Pourquoi réduire les inégalités ? quelles inégalités réduire ?

De plus en plus de voix s’élèvent pour penser les inégalités et les remettre, contrairement à ce qui se passe depuis un siècle, au cœur de l’analyse économique ; il s’agit de propositions qui visent à modifier profondément la nature du système capitaliste contemporain en faveur des moins favorisés.

Le nouveau cadre d’analyse concerne l’égalité des résultats et pas seulement l’égalité des chances qui sont imbriquées ; d’ailleurs en anglais, seul l’expression égalité des opportunités est utilisée.
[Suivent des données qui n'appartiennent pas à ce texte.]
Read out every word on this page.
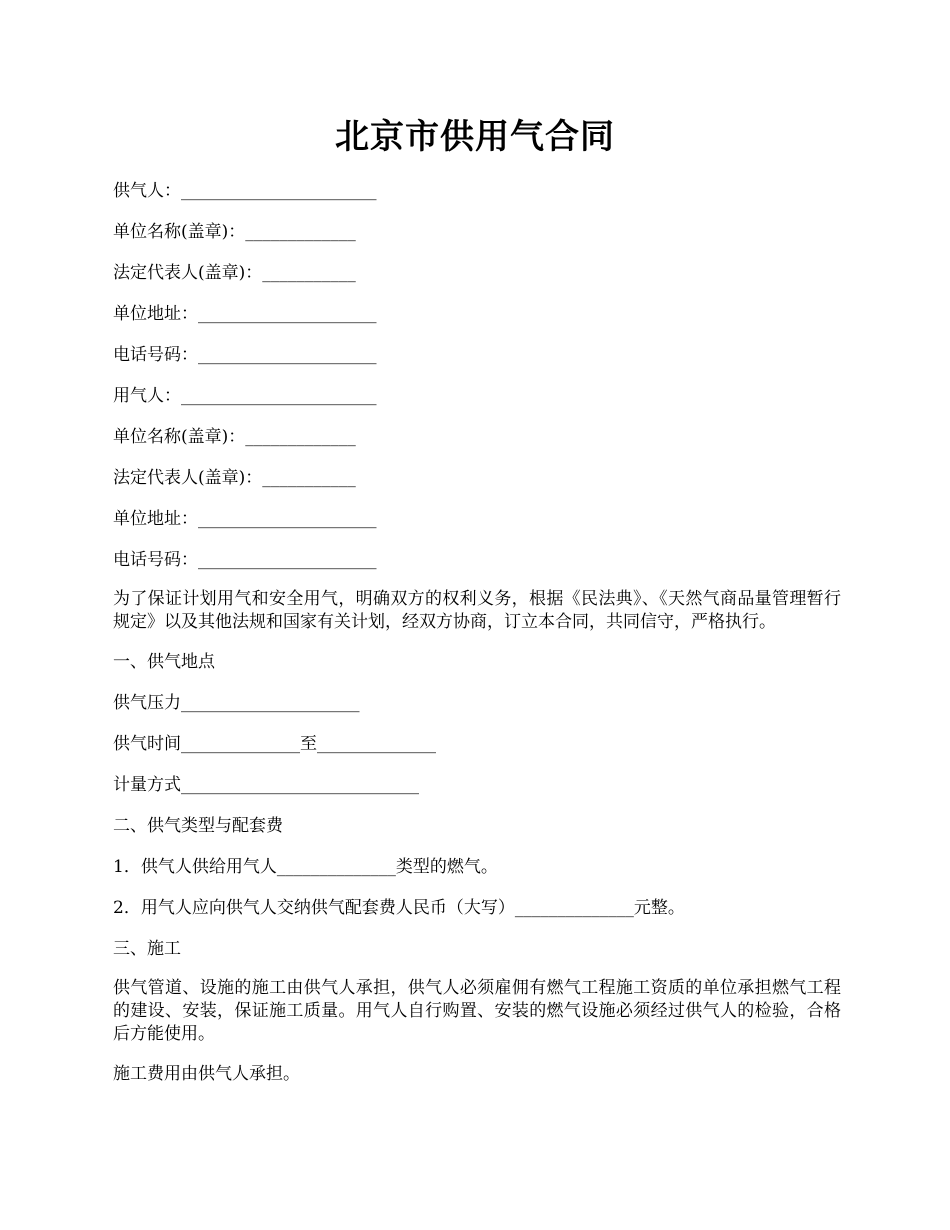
北京市供用气合同
供气人：_______________________
单位名称(盖章)：_____________
法定代表人(盖章)：___________
单位地址：_____________________
电话号码：_____________________
用气人：_______________________
单位名称(盖章)：_____________
法定代表人(盖章)：___________
单位地址：_____________________
电话号码：_____________________
为了保证计划用气和安全用气，明确双方的权利义务，根据《民法典》、《天然气商品量管理暂行规定》以及其他法规和国家有关计划，经双方协商，订立本合同，共同信守，严格执行。
一、供气地点
供气压力_____________________
供气时间______________至______________
计量方式____________________________
二、供气类型与配套费
1．供气人供给用气人______________类型的燃气。
2．用气人应向供气人交纳供气配套费人民币（大写）______________元整。
三、施工
供气管道、设施的施工由供气人承担，供气人必须雇佣有燃气工程施工资质的单位承担燃气工程的建设、安装，保证施工质量。用气人自行购置、安装的燃气设施必须经过供气人的检验，合格后方能使用。
施工费用由供气人承担。
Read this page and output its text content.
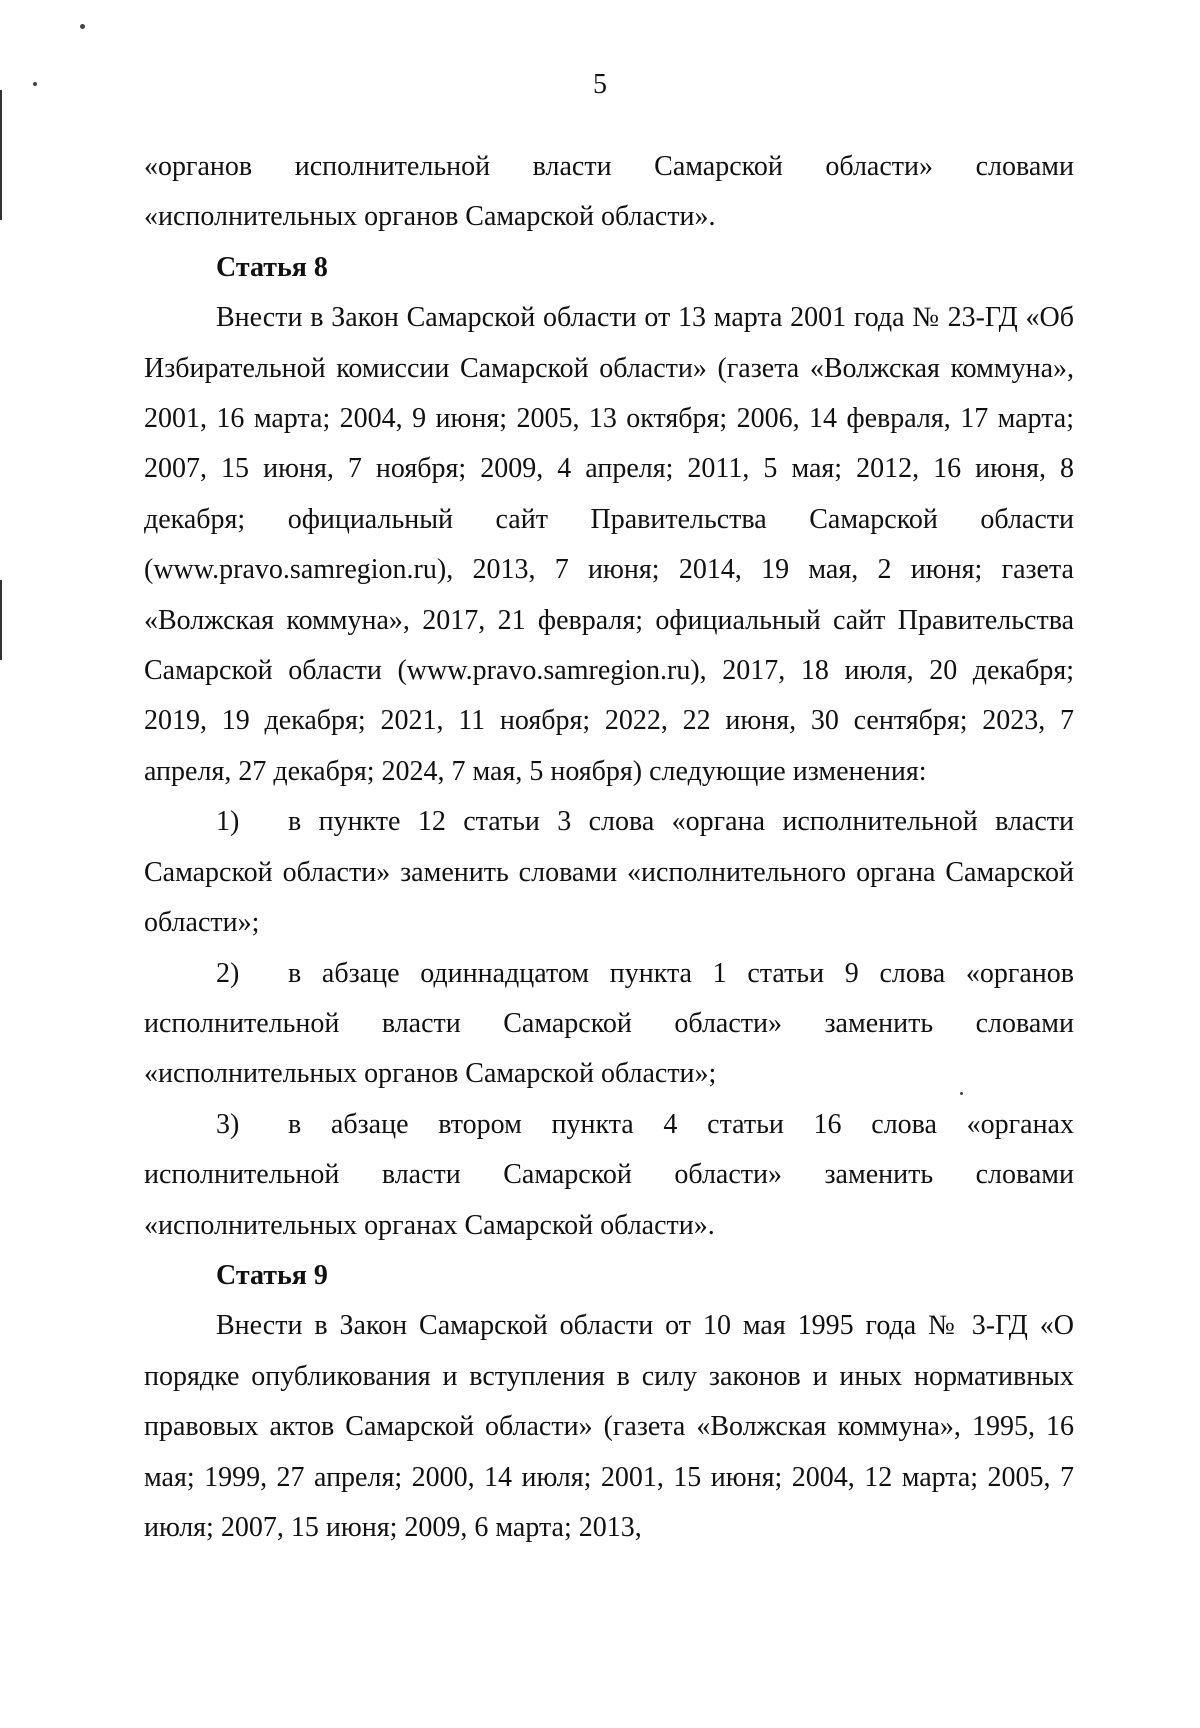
5

«органов исполнительной власти Самарской области» словами «исполнительных органов Самарской области».

Статья 8

Внести в Закон Самарской области от 13 марта 2001 года № 23-ГД «Об Избирательной комиссии Самарской области» (газета «Волжская коммуна», 2001, 16 марта; 2004, 9 июня; 2005, 13 октября; 2006, 14 февраля, 17 марта; 2007, 15 июня, 7 ноября; 2009, 4 апреля; 2011, 5 мая; 2012, 16 июня, 8 декабря; официальный сайт Правительства Самарской области (www.pravo.samregion.ru), 2013, 7 июня; 2014, 19 мая, 2 июня; газета «Волжская коммуна», 2017, 21 февраля; официальный сайт Правительства Самарской области (www.pravo.samregion.ru), 2017, 18 июля, 20 декабря; 2019, 19 декабря; 2021, 11 ноября; 2022, 22 июня, 30 сентября; 2023, 7 апреля, 27 декабря; 2024, 7 мая, 5 ноября) следующие изменения:

1) в пункте 12 статьи 3 слова «органа исполнительной власти Самарской области» заменить словами «исполнительного органа Самарской области»;

2) в абзаце одиннадцатом пункта 1 статьи 9 слова «органов исполнительной власти Самарской области» заменить словами «исполнительных органов Самарской области»;

3) в абзаце втором пункта 4 статьи 16 слова «органах исполнительной власти Самарской области» заменить словами «исполнительных органах Самарской области».

Статья 9

Внести в Закон Самарской области от 10 мая 1995 года № 3-ГД «О порядке опубликования и вступления в силу законов и иных нормативных правовых актов Самарской области» (газета «Волжская коммуна», 1995, 16 мая; 1999, 27 апреля; 2000, 14 июля; 2001, 15 июня; 2004, 12 марта; 2005, 7 июля; 2007, 15 июня; 2009, 6 марта; 2013,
Cette approche permet d’avoir une vision dynamique de la lutte contre les inégalités en répondant à l’inégalité de génération à génération ; le premier élément de réponse concerne la fiscalité, outil incontournable mais qui soulève une question cruciale :

 Comment concilier l’attractivité fiscale d’un pays et la redistribution via l’impôt ?

Deux autres éléments de réponse au titre des instruments de redistribution ; la réduction des écarts de patrimoine et pas seulement de revenus en versant, par exemple, une dotation en capital à tous les jeunes  au moment de la majorité, une sorte d’héritages minimum ; cependant, la clé  fondamentale de redistribution reste l’accès de tous à une éducation de qualité dans le cadre d’un aménagement du territoire qui optimise les conditions de réalisation de cette qualité : les inégalités d’éducation constituent une perte du capital humain défavorable à la croissance économique……ces propositions et bien d’autres ne  constituent pas seulement une posture intellectuelle , des pays ultralibéraux ont renoué avec l’Etat providence comme l’illustre l’Amérique d’Obama et le programme porté par Thérésa May en Grande Bretagne qui traduit la prise en considération des raisons de ceux qui ont voté le Brexit

Le défi reste le succès des nouvelles politiques sociales plus facile à mettre en œuvre en période de croissance car en dehors des Etats Unis, le monde ne va pas bien ; l’union Européenne peine à enclencher une reprise auto entretenue que le Brexit ne favorise pas, la décélération de la croissance continue en Asie émergente(Chine, Singapour, Hong Kong…..)et en Amérique latine ; l’Afrique est affectée par la baisse des cours des produits de base et le ralentissement de la croissance chinoise sans, toutefois, que cela remette en cause le renouveau du continent et ses perspectives de développement.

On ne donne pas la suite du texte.